Michel
du Cille, a photographer and former photo editor with The Washington Post. (AP
Photo/The Washington Post, Julia Ewan)
|
The last Ebola patient
being treated in Mali has survived the disease and has been released, the
Health Ministry said Friday.
AP reports Mali has recorded eight
cases of Ebola, all of them linked to people who crossed from neighboring
Guinea. The country now has no confirmed or suspected cases, according to the
ministry, but authorities are still monitoring 26 people who had contact with
the sick. A person infected with Ebola can take up to 21 days to show symptoms.
The last patient was
discharged on Thursday after several Ebola tests came back negative, the
ministry said in a statement posted on its website.
Because people are
still being monitored and a sick person could cross the border again, the
government warned Malians to remain vigilant.
Countries are only
declared free of Ebola when 42 days — twice the maximum incubation period —
have passed since anyone has had contact with a confirmed or probable case.
In the current
outbreak, Ebola has sickened more than 18,100 people, the vast majority in
Guinea, Liberia and Sierra Leone. Of those, about 6,500 have died.
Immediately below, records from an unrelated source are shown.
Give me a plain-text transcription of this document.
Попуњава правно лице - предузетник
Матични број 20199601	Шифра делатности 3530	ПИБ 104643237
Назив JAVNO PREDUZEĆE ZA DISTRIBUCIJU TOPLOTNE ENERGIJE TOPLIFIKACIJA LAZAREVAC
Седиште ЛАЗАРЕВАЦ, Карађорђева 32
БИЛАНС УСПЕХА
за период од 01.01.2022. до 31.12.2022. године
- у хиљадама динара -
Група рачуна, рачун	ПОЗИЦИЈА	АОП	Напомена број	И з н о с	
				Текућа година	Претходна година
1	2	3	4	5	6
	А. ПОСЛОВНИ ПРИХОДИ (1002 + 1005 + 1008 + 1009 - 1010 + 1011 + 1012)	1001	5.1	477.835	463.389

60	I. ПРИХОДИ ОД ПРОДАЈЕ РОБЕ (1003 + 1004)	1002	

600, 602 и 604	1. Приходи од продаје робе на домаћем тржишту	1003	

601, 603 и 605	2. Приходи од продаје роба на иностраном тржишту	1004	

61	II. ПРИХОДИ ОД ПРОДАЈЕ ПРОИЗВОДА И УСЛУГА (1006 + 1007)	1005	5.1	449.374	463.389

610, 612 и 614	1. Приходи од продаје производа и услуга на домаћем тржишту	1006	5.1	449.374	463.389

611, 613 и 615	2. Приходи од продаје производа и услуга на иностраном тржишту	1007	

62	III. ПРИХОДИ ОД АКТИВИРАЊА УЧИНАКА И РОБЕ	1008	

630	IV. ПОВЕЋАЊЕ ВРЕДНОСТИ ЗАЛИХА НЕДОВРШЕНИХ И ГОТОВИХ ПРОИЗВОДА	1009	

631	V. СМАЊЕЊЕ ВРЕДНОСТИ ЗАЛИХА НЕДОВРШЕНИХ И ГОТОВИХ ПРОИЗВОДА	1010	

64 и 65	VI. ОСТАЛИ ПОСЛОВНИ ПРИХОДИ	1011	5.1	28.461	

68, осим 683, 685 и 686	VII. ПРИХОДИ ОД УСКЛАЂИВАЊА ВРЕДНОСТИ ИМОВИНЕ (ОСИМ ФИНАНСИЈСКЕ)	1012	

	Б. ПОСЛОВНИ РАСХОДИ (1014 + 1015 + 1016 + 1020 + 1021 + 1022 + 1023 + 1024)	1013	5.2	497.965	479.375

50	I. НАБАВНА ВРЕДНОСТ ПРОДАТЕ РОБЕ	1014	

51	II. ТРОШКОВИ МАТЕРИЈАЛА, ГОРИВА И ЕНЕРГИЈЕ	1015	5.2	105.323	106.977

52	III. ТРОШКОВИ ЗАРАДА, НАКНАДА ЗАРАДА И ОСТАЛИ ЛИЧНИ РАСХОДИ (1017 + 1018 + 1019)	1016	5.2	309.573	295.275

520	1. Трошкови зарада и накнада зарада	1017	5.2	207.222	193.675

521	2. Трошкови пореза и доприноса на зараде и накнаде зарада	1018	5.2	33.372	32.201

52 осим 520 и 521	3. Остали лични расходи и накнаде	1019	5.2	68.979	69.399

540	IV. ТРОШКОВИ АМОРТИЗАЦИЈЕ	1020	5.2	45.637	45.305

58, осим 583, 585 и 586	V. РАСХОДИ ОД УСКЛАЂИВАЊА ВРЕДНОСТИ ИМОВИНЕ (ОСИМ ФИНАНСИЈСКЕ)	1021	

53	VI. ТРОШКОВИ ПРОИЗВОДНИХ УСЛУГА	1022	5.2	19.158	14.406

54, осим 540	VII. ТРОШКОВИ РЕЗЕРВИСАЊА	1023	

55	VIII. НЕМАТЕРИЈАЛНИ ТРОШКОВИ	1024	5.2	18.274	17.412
Meanwhile AP also reports a photographer for the
Washington Post sent to cover the outbreak in Liberia died on Thursday after
collapsing while returning on foot from a village where he'd been working, the
newspaper reported.
Michel du Cille, a
three-time Pulitzer Prize winner, died before he reached Phebe Hospital in Bong
County, Information Minister Lewis Brown said Friday.
It took two hours, traveling on dirt roads, to get Du Cille to the hospital
after collapsed, according to the paper.
Arrangements are being made
to bring his body to Monrovia, Liberia's capital, Brown said.